Result retention: auto-saved media results persist in the DB as Assets keyed by (workflow_id, node_id, job_id) — kept until the user deletes them. The across-run gallery reads them via assets.list filtered by workflow + node (tagged by job), so it survives reloads with no run cap and paginates from the DB. Non-media results (intermediate text/numbers/dicts) aren’t persisted today and remain in the in-memory per-job layer for the session/connection. An in-flight run shows a live tile from the in-memory result until its asset lands, at which point the ["assets"] invalidation swaps in the persisted one.
Single run = today.

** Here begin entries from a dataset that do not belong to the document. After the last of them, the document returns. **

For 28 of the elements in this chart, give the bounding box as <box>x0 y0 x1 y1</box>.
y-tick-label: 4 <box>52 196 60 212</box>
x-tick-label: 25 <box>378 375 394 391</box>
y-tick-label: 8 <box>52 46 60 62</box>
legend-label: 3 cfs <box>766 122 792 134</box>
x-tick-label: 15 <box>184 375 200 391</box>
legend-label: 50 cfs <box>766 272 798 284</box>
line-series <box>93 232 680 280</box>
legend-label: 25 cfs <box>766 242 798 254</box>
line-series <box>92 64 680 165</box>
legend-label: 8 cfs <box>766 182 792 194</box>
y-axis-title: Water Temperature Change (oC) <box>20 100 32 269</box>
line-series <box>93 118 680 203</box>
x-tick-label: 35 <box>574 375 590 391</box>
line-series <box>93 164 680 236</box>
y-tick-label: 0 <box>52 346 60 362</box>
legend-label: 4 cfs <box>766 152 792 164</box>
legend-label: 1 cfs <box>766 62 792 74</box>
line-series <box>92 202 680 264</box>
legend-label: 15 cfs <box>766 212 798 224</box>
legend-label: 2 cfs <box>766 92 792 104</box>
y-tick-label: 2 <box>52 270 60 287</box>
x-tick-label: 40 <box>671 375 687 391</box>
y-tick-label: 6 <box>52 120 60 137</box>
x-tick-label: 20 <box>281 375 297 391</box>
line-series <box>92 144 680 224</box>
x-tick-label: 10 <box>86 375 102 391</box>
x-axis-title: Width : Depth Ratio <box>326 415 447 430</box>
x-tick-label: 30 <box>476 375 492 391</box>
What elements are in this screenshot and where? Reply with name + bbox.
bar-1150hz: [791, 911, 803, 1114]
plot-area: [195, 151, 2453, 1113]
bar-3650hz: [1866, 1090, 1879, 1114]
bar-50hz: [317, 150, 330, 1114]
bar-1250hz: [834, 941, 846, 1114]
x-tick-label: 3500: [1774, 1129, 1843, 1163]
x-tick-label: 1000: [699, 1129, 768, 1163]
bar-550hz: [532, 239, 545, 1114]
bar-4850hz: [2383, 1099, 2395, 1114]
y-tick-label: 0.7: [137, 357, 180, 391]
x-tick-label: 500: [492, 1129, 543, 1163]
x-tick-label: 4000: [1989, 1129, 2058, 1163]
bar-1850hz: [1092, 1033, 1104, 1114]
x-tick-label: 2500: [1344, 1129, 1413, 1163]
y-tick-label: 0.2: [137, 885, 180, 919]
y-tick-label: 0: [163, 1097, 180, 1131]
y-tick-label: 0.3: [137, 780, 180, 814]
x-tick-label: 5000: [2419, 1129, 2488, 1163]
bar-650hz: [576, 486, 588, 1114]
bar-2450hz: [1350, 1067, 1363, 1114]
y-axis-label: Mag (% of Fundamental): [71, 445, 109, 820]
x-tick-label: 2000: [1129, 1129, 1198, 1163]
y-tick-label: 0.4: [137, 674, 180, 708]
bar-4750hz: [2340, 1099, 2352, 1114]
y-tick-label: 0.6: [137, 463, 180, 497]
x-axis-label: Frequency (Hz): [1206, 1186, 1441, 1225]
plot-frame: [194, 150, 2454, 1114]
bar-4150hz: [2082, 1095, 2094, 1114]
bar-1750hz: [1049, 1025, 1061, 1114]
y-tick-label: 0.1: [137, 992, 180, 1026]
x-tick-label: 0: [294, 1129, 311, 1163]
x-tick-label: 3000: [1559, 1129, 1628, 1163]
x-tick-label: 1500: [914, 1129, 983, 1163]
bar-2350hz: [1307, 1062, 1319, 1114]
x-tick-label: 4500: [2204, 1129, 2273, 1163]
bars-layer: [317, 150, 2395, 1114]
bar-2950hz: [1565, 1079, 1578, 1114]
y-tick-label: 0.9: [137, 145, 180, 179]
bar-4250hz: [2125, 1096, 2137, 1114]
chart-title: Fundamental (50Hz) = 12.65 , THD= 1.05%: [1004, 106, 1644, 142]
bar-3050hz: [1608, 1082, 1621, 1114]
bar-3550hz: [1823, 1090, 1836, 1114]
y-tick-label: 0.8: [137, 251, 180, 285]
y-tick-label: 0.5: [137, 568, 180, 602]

With one run, focusedJobId is that run and every surface behaves exactly as before — zero new UI, no overlay focus chrome.

What stays the same

Backend message protocol, persistence, per-job cancel/reconnect.
Cross-workflow concurrency (already supported, capped) and the global cap/queue.
Per-item generation surfaces (SketchGenerationStore, TimelineGenerationStore) — already job-keyed; they benefit from the backend gate lift without structural change.

Testing

Unit: job-scoped key helpers; focusedJobId selectors; focus default/fallback transitions; product accumulation + 10-run eviction; handleUpdate writes by data.job_id; clear-on-run no longer wipes siblings.
Integration: two concurrent same-workflow runs keep separate execution state; switching focus swaps execution chrome but not the gallery; results from both appear on the output node; Stop/✕ target the correct job.
Backend: concurrent same-workflow jobs run in parallel up to the cap; overflow queues and drains; MAX_CONCURRENT_JOBS=1 reproduces full serialization.

Out of scope

A dedicated side-by-side Compare mode (small-multiples / mini-canvases per run).
Param-diff UI beyond run labels.
Persisting non-media / intermediate node results to the DB (only media auto-saves today; unchanged).

Affected files

packages/websocket/src/unified-websocket-runner.ts — runJob / drainQueue gate.
web/src/stores/StatusStore.ts, ErrorStore.ts, ExecutionTimeStore.ts, ResultsStore.ts — job segment for telemetry; per-job collections for products.
web/src/stores/workflowUpdates.ts — route by data.job_id; update registry.
web/src/stores/WorkflowRunner.ts — Run/Stop target = focusedJobId; drop broad clears; multi-job reconnect.
web/src/stores/WorkflowRunsStore.ts (new) — runs registry + focusedJobId.
web/src/components/panels/QueueOverlay.tsx — focus selection, labels, Done section.
web/src/serverState/useJobAssets.ts + a per-node assets hook — gallery source; may extend the assets.list tRPC input to filter by node_id + workflow_id (the Asset model already supports it).
Canvas node/edge components — read focused slice; output-node results gallery (DB-backed).